One country's rules should be enough
25 September 2000
5 May 2014
24 January 2014
15 January 2014
5 March 2014
6 February 2014
The British Olympic team competes in Sydney this month without two of its most talented athletes: European 200m champion Dougie Walker and winner of the British Olympic 400m trials Mark Richardson.
Both these athletes tested positive for the substance 19-norandrosterone but were later acquitted of any doping offences by UKA, which regulates athletics in this country. However, the IAAF, the international athletics regulator, intervened in both cases. With Walker, the IAAF reversed the UKA acquittal shortly before the Olympics. Richardson's case is not due to be heard until after the Olympics, but he has withdrawn in the meantime.
Few would quarrel with the aim of ridding athletics of drugs. But if it is done without proper regard for athletes' rights, then it may quickly turn into a witch-hunt.
An essential safeguard against overzealous prosecution of athletes by athletics bodies should be proper judicial supervision of the disciplinary process. At present, an athlete who tests positive is subject to the disciplinary procedure of the athletics body that carries out the test. Also, as in the Walker and Richardson cases, the IAAF may intervene even after an acquittal by the athlete's domestic body, exposing the athlete to two sets of disciplinary proceedings by two different bodies.
What judicial supervision of these disciplinary proceedings is available? Judicial supervision by English courts of domestic bodies regulating sport in England is well established. Although these bodies cannot be judicially reviewed, their rules and decisions are still open to challenge (see Enderby Town Football Club Ltd v The Football Association Ltd & anor). The analysis is that there is a contract between the relevant body and the athlete. The courts then use public policy or implied terms to intervene in appropriate cases.

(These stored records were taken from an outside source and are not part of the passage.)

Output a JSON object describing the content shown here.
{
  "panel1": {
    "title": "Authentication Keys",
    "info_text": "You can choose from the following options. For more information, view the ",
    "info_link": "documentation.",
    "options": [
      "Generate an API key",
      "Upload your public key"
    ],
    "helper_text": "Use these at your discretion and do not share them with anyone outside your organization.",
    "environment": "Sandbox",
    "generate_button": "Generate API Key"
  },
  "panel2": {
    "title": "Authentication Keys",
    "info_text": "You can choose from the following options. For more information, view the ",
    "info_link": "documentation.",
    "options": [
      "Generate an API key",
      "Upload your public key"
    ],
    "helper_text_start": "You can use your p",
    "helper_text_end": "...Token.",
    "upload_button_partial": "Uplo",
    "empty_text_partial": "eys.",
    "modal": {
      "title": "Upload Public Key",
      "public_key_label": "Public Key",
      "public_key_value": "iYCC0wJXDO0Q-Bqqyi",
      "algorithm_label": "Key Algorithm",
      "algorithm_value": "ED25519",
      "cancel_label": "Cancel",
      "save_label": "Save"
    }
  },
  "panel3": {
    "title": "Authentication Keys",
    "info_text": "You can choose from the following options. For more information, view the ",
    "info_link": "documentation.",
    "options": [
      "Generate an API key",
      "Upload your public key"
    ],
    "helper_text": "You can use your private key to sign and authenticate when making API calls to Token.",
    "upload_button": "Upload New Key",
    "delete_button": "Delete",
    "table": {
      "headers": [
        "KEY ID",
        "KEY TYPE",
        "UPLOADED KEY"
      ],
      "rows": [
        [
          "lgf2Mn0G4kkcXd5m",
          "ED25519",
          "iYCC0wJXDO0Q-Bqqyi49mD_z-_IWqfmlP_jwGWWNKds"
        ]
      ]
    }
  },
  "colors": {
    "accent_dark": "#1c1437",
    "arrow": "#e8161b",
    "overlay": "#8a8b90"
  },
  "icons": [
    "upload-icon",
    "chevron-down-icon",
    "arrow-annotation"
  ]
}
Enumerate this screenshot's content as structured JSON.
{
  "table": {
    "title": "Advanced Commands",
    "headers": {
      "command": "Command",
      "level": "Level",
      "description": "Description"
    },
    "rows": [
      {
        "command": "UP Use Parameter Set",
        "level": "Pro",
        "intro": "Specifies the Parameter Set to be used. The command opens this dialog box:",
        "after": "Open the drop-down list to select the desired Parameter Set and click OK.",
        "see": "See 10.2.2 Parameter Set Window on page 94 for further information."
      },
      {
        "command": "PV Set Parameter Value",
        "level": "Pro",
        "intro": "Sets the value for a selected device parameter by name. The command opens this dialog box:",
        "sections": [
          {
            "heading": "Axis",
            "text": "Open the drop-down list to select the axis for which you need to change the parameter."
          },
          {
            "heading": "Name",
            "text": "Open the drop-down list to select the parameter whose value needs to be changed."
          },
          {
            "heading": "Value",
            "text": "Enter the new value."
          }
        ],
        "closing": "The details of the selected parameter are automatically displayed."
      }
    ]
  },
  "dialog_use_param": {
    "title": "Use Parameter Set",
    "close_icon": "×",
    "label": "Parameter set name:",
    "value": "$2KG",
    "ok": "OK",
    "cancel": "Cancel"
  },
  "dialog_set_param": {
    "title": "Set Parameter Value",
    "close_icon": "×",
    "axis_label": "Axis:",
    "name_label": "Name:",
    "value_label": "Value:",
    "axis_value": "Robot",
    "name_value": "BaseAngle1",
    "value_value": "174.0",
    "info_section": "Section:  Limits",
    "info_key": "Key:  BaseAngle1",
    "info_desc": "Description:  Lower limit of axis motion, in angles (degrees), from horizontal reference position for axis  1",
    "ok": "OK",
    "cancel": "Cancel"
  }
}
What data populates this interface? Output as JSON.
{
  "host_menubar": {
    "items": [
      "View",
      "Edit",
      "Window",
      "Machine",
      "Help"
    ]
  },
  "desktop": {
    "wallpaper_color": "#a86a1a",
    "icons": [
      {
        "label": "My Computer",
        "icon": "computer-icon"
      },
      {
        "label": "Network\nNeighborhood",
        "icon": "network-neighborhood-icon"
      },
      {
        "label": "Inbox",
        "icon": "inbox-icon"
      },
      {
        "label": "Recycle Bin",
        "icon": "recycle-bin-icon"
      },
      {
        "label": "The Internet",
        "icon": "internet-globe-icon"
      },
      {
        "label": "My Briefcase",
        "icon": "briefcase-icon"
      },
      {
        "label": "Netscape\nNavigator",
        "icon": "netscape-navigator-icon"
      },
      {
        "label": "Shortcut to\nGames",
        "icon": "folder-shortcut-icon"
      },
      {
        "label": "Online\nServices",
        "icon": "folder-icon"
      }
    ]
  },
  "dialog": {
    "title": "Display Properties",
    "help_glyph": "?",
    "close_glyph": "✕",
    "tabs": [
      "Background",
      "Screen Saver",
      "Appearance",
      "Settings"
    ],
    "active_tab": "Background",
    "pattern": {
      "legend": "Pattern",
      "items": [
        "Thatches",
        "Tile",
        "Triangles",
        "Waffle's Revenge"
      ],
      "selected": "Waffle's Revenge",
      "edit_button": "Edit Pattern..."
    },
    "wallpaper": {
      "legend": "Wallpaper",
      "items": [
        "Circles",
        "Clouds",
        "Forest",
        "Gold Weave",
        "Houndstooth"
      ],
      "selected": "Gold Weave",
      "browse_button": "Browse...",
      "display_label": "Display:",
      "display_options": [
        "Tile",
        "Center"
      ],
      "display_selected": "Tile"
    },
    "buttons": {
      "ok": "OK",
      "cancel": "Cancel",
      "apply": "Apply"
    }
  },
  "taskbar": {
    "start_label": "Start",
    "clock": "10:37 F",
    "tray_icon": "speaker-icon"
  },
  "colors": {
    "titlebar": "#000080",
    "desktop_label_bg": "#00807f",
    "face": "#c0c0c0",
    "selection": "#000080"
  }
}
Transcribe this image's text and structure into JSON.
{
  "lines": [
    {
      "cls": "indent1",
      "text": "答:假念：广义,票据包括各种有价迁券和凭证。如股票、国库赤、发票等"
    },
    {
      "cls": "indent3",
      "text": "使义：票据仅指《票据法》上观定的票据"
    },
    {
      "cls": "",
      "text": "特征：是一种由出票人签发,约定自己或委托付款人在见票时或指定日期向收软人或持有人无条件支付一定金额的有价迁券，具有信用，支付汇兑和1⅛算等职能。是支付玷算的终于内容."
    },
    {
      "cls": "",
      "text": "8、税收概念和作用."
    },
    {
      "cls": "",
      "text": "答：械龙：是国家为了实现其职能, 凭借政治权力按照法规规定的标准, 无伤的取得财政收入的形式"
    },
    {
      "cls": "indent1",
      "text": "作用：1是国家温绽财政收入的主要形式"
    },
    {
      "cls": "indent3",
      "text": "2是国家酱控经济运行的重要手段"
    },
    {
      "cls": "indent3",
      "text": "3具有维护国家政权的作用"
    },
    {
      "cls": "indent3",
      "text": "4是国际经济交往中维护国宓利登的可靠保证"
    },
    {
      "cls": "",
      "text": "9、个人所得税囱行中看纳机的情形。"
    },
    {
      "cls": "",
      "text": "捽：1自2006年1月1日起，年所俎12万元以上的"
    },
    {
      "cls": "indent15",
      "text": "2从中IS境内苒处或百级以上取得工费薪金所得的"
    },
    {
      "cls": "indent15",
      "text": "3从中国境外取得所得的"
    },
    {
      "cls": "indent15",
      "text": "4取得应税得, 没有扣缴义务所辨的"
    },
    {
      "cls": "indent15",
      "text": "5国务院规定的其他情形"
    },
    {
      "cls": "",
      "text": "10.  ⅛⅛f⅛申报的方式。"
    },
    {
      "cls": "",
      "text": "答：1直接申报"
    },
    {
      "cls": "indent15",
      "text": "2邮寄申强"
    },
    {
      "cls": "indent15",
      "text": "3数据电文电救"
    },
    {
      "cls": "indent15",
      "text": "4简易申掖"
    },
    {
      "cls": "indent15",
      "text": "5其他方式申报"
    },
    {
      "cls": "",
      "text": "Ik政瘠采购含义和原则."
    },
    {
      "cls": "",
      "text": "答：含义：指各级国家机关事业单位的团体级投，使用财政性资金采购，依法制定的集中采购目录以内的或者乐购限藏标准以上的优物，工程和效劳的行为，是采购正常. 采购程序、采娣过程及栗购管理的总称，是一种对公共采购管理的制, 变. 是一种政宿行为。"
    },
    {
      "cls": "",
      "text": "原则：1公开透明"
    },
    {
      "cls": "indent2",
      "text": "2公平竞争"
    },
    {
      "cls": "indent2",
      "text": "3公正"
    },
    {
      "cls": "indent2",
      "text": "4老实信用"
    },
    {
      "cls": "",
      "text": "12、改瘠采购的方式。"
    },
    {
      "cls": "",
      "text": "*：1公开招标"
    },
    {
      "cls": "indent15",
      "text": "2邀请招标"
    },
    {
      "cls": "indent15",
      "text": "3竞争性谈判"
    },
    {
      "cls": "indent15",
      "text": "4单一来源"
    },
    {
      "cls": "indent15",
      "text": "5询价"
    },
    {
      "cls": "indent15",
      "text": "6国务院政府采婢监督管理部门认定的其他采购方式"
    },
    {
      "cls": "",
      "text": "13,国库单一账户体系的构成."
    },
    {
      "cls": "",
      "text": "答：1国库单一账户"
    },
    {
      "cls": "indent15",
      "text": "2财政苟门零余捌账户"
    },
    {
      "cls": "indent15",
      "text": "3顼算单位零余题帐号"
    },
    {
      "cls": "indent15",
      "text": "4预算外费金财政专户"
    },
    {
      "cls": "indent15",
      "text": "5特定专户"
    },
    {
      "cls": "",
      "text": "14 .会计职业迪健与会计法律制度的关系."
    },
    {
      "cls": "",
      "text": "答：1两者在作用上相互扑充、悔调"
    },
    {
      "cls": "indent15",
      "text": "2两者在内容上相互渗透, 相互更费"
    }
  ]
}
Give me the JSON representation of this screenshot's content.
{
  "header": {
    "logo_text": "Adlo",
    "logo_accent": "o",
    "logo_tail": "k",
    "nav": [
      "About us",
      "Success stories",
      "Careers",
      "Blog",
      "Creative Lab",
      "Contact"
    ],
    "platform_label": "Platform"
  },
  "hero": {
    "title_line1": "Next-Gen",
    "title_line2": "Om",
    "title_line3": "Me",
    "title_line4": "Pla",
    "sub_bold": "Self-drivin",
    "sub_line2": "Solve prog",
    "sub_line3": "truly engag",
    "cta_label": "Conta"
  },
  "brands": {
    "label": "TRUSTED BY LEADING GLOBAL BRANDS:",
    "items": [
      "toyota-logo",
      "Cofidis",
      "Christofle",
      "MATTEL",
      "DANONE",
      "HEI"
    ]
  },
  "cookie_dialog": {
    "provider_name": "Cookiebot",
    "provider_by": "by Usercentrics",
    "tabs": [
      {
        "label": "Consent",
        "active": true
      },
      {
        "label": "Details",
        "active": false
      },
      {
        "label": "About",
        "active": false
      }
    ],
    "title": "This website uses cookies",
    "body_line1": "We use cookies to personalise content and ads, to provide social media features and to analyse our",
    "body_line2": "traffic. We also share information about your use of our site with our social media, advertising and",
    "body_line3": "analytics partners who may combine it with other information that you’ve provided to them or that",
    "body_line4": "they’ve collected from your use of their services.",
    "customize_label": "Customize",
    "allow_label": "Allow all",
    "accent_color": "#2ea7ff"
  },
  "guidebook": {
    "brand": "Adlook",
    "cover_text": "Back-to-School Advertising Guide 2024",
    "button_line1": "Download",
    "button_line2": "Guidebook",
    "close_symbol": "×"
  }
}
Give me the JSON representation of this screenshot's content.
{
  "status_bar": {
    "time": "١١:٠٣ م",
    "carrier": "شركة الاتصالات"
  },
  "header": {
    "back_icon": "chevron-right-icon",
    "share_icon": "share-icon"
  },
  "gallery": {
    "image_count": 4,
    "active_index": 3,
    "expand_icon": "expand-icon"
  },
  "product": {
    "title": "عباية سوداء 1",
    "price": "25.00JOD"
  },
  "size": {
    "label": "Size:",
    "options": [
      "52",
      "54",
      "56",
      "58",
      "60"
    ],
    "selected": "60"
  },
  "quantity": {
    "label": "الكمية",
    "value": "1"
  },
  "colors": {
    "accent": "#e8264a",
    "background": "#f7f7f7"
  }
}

But the judicial supervision of the actions of international sporting bodies is far more problematic. The question arose in recent litigation commenced by Walker. After the IAAF's intervention in his case, Walker issued proceedings in England against both UKA and the IAAF. Among the relief sought was a declaration that the suspension imposed by the IAAF on Walker in February 2000 (when Walker stood acquitted) was unlawful, and the granting of injunctions allowing him to compete.
The first question which arose was jurisdiction. The English courts plainly had jurisdiction over UKA (an English company), but the IAAF (incorporated in Monaco) challenged jurisdiction. On 3 July, Justice Toulson dismissed the IAAF's application. He held that Walker was entitled to make his claim against UKA and the English courts had jurisdiction over the IAAF as a necessary and proper party.
The second question concerned the powers that may be exercised by English courts against international regulatory bodies. After the jurisdictional challenge, Walker's case was listed for an expedited trial. The trial was adjourned on 25 July, but Justice Hallett granted an interlocutory injunction against both UKA and the IAAF, permitting Walker to compete in domestic athletics events for a specified period. This was unique in that it amounted to an English court compelling an international sporting body to lift a suspension imposed on a British athlete.
Walker's case therefore represents one instance where there was some judicial supervision of disciplinary proceedings conducted by an international sporting body. However, his case is likely to prove the exception rather than the rule.
In particular, it is far from clear whether an English court would ever assist a British athlete in a case where the domestic sporting body was not also involved in the disciplinary process. This will be the position in all international competitions, such as the Olympic Games. If the English courts will not intervene in these cases, then an aggrieved British athlete is left with only two options, neither ideal.
The first is to seek legal recourse against the international body in the jurisdiction where it is domiciled. In the case of the IAAF, this is Monaco, not noted for its interventionist judiciary. The second is to bring proceedings in the country where the testing took place. In many countries this will not be possible because jurisdiction would be declined, or because no cause of action is available.
Accordingly, there will be serious difficulties for British athletes who feel aggrieved about disciplinary procedures conducted by international bodies in Sydney and elsewhere. Until these difficulties are resolved, the present crusade against drugs in athletics is likely to continue largely unsupervised.
Andrew Hunter is a barrister at Blackstone Chambers.